Rumo à crise política?

Apesar de estarmos sob aparente acalmia, quer dos mercados quer na política nacional, tudo poderá mudar de repente, aliás aos dois níveis. Pelas declarações de membros do Governo e da maioria parlamentar tudo indica que a decisão já assumida no núcleo restrito do primeiro-ministro será a de que este acórdão ainda passa, mas se vier aí outro chumbo do constitucional, agora à contribuição especial de solidariedade, então o Governo deve apresentar a demissão porque não tem condições para governar. Isto não foi dito mas está nas entrelinhas.

A narrativa do Governo e da maioria é a de que o Tribunal Constitucional (TC) está a entrar na esfera de competências executiva do governo, que é imprevisível, que assim não se pode fazer um orçamento, que um aumento de impostos seria trágico e poria tudo em causa. Concordo com a imprevisibilidade do Tribunal e com a impossibilidade de se fazer orçamentos nestas ambiguidades em relação às medidas passíveis de controlar salários e pensões. As cinco principais variáveis das finanças do Estado: salários, pensões, juros, impostos e contribuições sociais, comandam o défice orçamental e reduzi-lo sem mexer em nenhuma delas equivale a fazer a quadratura do círculo.  

Porém, o Tribunal está de facto a entrar na esfera de competência do governo - obriga-o a fazer consolidação pelo lado da receita - porque esse é o seu entendimento do exercício da sua competência na interpretação da Constituição.

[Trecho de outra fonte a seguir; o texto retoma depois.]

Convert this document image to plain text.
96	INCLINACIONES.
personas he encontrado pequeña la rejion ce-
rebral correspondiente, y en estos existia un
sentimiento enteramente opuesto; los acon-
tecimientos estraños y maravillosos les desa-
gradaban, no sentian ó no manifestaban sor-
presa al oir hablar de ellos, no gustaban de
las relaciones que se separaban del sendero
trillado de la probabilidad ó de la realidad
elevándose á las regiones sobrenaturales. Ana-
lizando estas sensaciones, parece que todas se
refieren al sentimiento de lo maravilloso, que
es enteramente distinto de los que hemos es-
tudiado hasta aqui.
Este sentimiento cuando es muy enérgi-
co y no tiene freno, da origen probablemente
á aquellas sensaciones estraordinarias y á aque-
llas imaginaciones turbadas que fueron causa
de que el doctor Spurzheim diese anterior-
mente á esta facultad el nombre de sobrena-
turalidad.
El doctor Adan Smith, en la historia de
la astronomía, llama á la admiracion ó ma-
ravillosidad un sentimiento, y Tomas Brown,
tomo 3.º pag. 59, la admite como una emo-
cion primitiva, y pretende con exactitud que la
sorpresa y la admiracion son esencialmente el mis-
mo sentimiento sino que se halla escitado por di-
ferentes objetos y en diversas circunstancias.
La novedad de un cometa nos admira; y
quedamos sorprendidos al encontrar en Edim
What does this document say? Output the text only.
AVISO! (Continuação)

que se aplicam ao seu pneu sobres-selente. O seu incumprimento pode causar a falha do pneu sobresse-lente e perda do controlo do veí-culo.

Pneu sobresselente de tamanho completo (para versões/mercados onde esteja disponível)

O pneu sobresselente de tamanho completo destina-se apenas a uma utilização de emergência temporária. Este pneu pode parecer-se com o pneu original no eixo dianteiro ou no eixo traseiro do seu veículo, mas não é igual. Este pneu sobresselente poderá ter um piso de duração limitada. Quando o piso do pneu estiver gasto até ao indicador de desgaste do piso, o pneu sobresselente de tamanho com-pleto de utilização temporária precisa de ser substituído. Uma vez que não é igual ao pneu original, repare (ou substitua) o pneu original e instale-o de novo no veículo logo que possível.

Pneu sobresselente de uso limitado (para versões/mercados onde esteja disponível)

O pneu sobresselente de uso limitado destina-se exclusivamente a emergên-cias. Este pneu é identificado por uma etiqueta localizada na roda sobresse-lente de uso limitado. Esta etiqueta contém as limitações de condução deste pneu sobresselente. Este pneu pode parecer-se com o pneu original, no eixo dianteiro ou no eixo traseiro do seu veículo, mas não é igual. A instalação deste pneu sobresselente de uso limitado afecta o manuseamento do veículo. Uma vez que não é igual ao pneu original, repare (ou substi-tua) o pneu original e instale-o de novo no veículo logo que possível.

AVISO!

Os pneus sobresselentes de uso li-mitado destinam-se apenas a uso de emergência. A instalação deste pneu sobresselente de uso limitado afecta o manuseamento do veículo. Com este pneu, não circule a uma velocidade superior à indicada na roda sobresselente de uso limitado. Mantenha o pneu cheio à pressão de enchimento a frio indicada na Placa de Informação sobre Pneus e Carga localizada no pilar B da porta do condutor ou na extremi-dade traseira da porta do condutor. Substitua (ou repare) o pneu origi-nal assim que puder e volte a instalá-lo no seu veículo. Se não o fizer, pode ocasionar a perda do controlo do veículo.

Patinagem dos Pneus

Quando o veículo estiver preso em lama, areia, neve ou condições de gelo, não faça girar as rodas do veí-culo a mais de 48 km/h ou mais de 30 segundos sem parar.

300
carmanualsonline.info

O Governo quer reduzir impostos, mas é obrigado a aumentá-los. Não é trágico e a Comissão Europeia já veio dizer que essa, e só essa, é a alternativa (o que só parcialmente é verdade pois esquece a possibilidade de renegociação da dívida que permitiria reduzir os juros: cf. proposta MADRE de Pâris e Wyplosz). É a solução possível sem renegociação da dívida. Por isso, caso o TC decida pela inconstitucionalidade e se venha a abrir uma crise política, espero que o Presidente não aceite a demissão do Governo.